Ryan Hurd singles chronology
| "Diamonds or Twine" (2018) | "To a T" (2018) | "Every Other Memory" (2020) |

Music video
- "To a T" on YouTube

= To a T (song) =

2018 song by Ryan Hurd

"To a T" is a song recorded by American country music singer Ryan Hurd. It was released on September 1, 2018, as the lead single from his EP Platonic. Hurd's wife Maren Morris sings the harmony vocals. Hurd, Laura Veltz and Nathan Spicer are the song's writers.

==Background==
Hurd told PopCulture.com that "'To a T' is a love song, but it's like a sexy love song." He added, "the song title's double meaning are knowing someone 'To a T' and getting them into just a t-shirt is intentional."

==Music video==
The music video was released on February 15, 2019. It about real love and real people play every stage of a relationship from new beginnings to a senior couple dancing in the kitchen.

==Commercial performance==
As of January 2020, the song has sold 61,000 copies in US.

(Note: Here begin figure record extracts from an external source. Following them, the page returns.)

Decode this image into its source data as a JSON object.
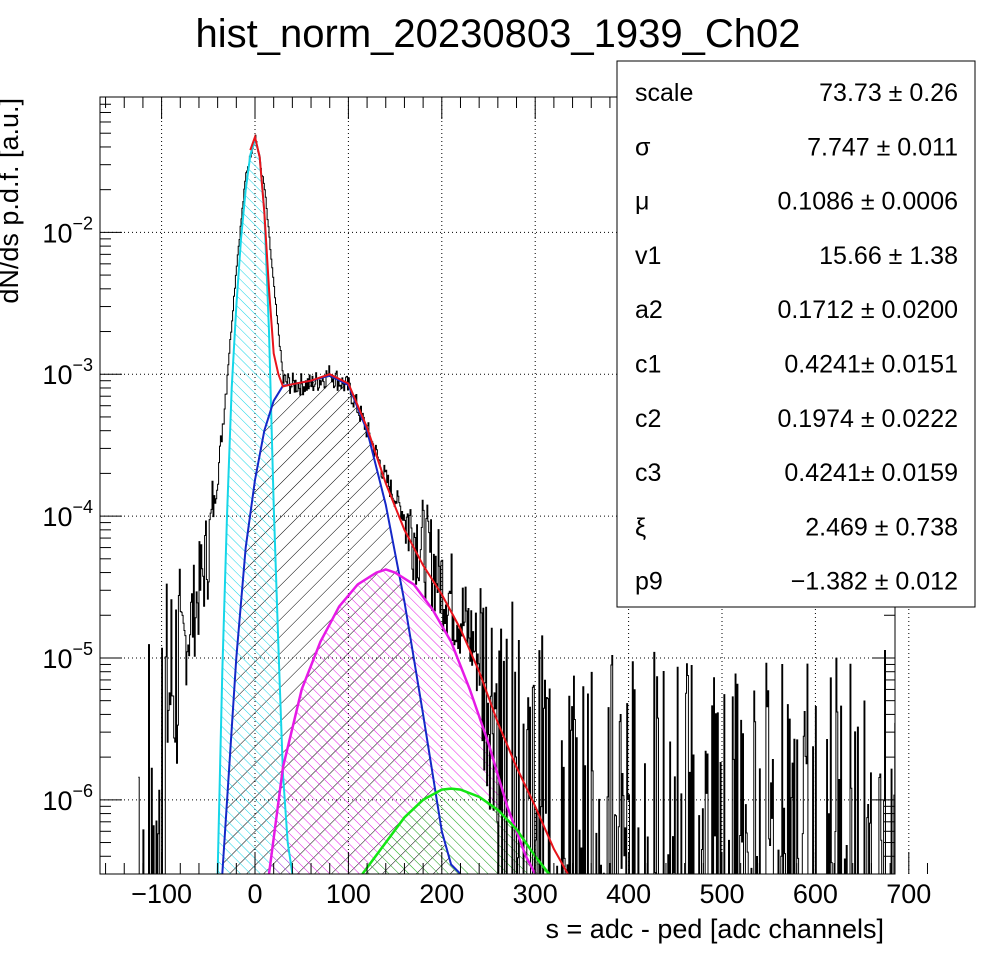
{
  "colors": {
    "data": "#000000",
    "total_fit": "#e8141b",
    "pedestal": "#16d6e8",
    "one_pe": "#1528c8",
    "two_pe": "#e61ae6",
    "three_pe": "#14e614"
  },
  "chart_data": {
    "type": "line",
    "title": "hist_norm_20230803_1939_Ch02",
    "xlabel": "s = adc - ped [adc channels]",
    "ylabel": "dN/ds p.d.f. [a.u.]",
    "xlim": [
      -165,
      725
    ],
    "ylim": [
      3e-07,
      0.09
    ],
    "yscale": "log",
    "grid": true,
    "x_ticks": [
      "−100",
      "0",
      "100",
      "200",
      "300",
      "400",
      "500",
      "600",
      "700"
    ],
    "x_tick_values": [
      -100,
      0,
      100,
      200,
      300,
      400,
      500,
      600,
      700
    ],
    "y_ticks": [
      {
        "value": 1e-06,
        "base": "10",
        "exp": "−6"
      },
      {
        "value": 1e-05,
        "base": "10",
        "exp": "−5"
      },
      {
        "value": 0.0001,
        "base": "10",
        "exp": "−4"
      },
      {
        "value": 0.001,
        "base": "10",
        "exp": "−3"
      },
      {
        "value": 0.01,
        "base": "10",
        "exp": "−2"
      }
    ],
    "series": [
      {
        "type": "histogram",
        "x": [
          -120,
          -100,
          -80,
          -60,
          -50,
          -40,
          -30,
          -20,
          -10,
          0,
          10,
          20,
          30,
          40,
          60,
          80,
          100,
          120,
          140,
          160,
          180,
          200,
          220,
          240,
          260,
          280,
          300,
          350,
          400,
          500,
          600,
          700
        ],
        "y": [
          1.5e-06,
          4e-06,
          1e-05,
          3e-05,
          6e-05,
          0.0002,
          0.001,
          0.006,
          0.026,
          0.048,
          0.02,
          0.004,
          0.0009,
          0.00085,
          0.00085,
          0.001,
          0.0008,
          0.0004,
          0.00018,
          0.0001,
          6e-05,
          3.5e-05,
          2e-05,
          1e-05,
          5e-06,
          3e-06,
          2e-06,
          1.5e-06,
          1.5e-06,
          1.5e-06,
          1.5e-06,
          1.5e-06
        ]
      },
      {
        "type": "fit-total",
        "x": [
          -5,
          0,
          5,
          10,
          15,
          20,
          25,
          30,
          40,
          60,
          80,
          100,
          120,
          140,
          160,
          180,
          200,
          220,
          240,
          260,
          280,
          300,
          320,
          335
        ],
        "y": [
          0.038,
          0.047,
          0.034,
          0.014,
          0.004,
          0.0014,
          0.001,
          0.00082,
          0.00085,
          0.0009,
          0.001,
          0.00086,
          0.00042,
          0.00017,
          8e-05,
          4.5e-05,
          2.8e-05,
          1.6e-05,
          8e-06,
          3.5e-06,
          1.7e-06,
          9e-07,
          4.5e-07,
          3e-07
        ]
      },
      {
        "type": "component-pedestal",
        "x": [
          -40,
          -35,
          -30,
          -25,
          -20,
          -15,
          -10,
          -5,
          0,
          5,
          10,
          15,
          20,
          25,
          30,
          35,
          40
        ],
        "y": [
          3e-07,
          8e-06,
          0.0001,
          0.0008,
          0.003,
          0.009,
          0.02,
          0.035,
          0.046,
          0.034,
          0.014,
          0.002,
          0.00012,
          1.2e-05,
          1.5e-06,
          5e-07,
          3e-07
        ]
      },
      {
        "type": "component-1pe",
        "x": [
          -35,
          -20,
          -10,
          0,
          10,
          20,
          30,
          40,
          60,
          80,
          100,
          120,
          140,
          160,
          180,
          200,
          210,
          220
        ],
        "y": [
          3e-07,
          1e-05,
          6e-05,
          0.00018,
          0.0004,
          0.00065,
          0.00083,
          0.00085,
          0.0009,
          0.00098,
          0.00084,
          0.0004,
          0.00012,
          2.5e-05,
          4e-06,
          6e-07,
          3.5e-07,
          3e-07
        ]
      },
      {
        "type": "component-2pe",
        "x": [
          15,
          30,
          50,
          70,
          90,
          110,
          130,
          140,
          150,
          170,
          190,
          210,
          230,
          250,
          270,
          290,
          300
        ],
        "y": [
          3e-07,
          1.7e-06,
          6e-06,
          1.3e-05,
          2.3e-05,
          3.3e-05,
          4e-05,
          4.2e-05,
          4e-05,
          3.3e-05,
          2.2e-05,
          1.3e-05,
          6e-06,
          2.5e-06,
          9e-07,
          4e-07,
          3e-07
        ]
      },
      {
        "type": "component-3pe",
        "x": [
          115,
          140,
          160,
          180,
          200,
          210,
          220,
          240,
          260,
          280,
          300,
          315
        ],
        "y": [
          3e-07,
          5e-07,
          7.5e-07,
          1e-06,
          1.18e-06,
          1.2e-06,
          1.18e-06,
          1.05e-06,
          8.5e-07,
          6.2e-07,
          4e-07,
          3e-07
        ]
      }
    ],
    "stats_box": {
      "placement": "top-right",
      "rows": [
        {
          "name": "scale",
          "value": "73.73 ± 0.26"
        },
        {
          "name": "σ",
          "value": "7.747 ± 0.011"
        },
        {
          "name": "μ",
          "value": "0.1086 ± 0.0006"
        },
        {
          "name": "v1",
          "value": "15.66 ± 1.38"
        },
        {
          "name": "a2",
          "value": "0.1712 ± 0.0200"
        },
        {
          "name": "c1",
          "value": "0.4241± 0.0151"
        },
        {
          "name": "c2",
          "value": "0.1974 ± 0.0222"
        },
        {
          "name": "c3",
          "value": "0.4241± 0.0159"
        },
        {
          "name": "ξ",
          "value": "2.469 ± 0.738"
        },
        {
          "name": "p9",
          "value": "−1.382 ± 0.012"
        }
      ]
    }
  }
}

The song reached No. 23 on the Hot Country Songs chart, becoming Hurd's first entry.

==Charts==

===Weekly charts===

| Chart (2018–2020) | Peak position |
|---|---|
| Canada Country (Billboard) | 43 |
| US Bubbling Under Hot 100 (Billboard) | 3 |
| US Country Airplay (Billboard) | 22 |
| US Hot Country Songs (Billboard) | 23 |

===Year-end charts===

| Chart (2019) | Position |
|---|---|
| US Hot Country Songs (Billboard) | 62 |
| Chart (2020) | Position |
| US Hot Country Songs (Billboard) | 81 |

==Certifications==

| Region | Certification | Certified units/sales |
| Canada (Music Canada) | Gold | 40,000^{‡} |
| United States (RIAA) | Platinum | 1,000,000^{‡} |
^{‡} Sales+streaming figures based on certification alone.